Iterator it = list.iterator();
while (it.hasNext()) {
point = (Integer[])it.next();
for (int i = 0; i < 3; i++) {
System.out.print(point[i] + ",");
}
System.out.println();
}
}
Now this loop prints out the same array 10 times. The values in the array are the last ones set at the end of the previous loop.
To fix the problem, you simply need to be sure to create 10 different arrays.
One last issue: If you declare it as Iterator<Integer[]> it (or Iterator<int[]> it), you do not need to cast the return value of it.next(). In fact this is preferred because it is type-safe.
Finally, I want to ask what the ints in each array represent?

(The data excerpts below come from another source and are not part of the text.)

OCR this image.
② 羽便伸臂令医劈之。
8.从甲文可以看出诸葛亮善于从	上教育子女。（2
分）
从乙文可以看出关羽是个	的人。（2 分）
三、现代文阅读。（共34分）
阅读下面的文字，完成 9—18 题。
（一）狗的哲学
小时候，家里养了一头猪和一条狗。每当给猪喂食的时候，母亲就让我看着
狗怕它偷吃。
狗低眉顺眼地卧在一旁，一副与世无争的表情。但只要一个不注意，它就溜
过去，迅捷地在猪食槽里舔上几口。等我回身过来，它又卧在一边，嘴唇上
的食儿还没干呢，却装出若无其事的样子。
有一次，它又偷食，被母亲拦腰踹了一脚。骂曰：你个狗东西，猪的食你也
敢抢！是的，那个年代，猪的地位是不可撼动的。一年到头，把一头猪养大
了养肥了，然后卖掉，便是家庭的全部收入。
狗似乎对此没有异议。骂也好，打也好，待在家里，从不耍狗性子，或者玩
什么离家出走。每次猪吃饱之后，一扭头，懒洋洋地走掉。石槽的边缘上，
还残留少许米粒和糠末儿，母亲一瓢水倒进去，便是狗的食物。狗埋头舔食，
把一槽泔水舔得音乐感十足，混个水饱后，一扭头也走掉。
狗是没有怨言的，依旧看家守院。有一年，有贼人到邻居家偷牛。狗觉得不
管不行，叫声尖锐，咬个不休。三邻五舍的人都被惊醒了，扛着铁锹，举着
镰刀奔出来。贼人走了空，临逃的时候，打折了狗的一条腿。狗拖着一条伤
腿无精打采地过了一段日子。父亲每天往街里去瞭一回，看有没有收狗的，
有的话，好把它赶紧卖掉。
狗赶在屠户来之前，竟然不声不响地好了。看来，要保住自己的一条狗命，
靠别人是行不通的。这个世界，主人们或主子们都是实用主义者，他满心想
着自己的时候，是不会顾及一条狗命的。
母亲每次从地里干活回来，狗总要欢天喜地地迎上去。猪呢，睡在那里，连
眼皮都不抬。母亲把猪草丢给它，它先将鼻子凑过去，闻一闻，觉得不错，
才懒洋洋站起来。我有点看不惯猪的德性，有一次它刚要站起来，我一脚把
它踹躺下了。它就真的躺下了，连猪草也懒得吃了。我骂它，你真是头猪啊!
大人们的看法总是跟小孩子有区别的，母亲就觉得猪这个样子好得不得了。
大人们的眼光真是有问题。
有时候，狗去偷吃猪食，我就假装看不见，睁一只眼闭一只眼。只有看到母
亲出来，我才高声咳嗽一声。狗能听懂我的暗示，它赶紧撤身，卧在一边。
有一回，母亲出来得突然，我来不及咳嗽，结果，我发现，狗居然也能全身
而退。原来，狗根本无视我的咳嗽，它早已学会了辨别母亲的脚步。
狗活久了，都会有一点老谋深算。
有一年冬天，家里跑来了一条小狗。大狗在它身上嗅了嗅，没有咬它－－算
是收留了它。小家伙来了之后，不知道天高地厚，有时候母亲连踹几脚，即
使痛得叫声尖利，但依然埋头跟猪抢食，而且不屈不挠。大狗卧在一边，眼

You might want to revisit your program design and create a class that holds these three ints, either as an array or as three member variables.
I would highly recommend to enclose the integer array of 3 numbers into a meaningful class, that would hold, display and control an array of 3 integers.
Then in your main, you can have an growing ArrayList of objects of that class.
You have an extra ) here:
element = (int[])it.next()); //with the extra parenthesis the code will not compile
should be:
element = (int[])it.next();
Besides the problem in the other answer, you cal it.next() two times, that cause the iterator move forward two times, obviously that's not what you want. The code like this:
element = (int[])it.next());
String el = (String)element;
But actually, I don't see you used el. Although it's legal, it seems meaningless.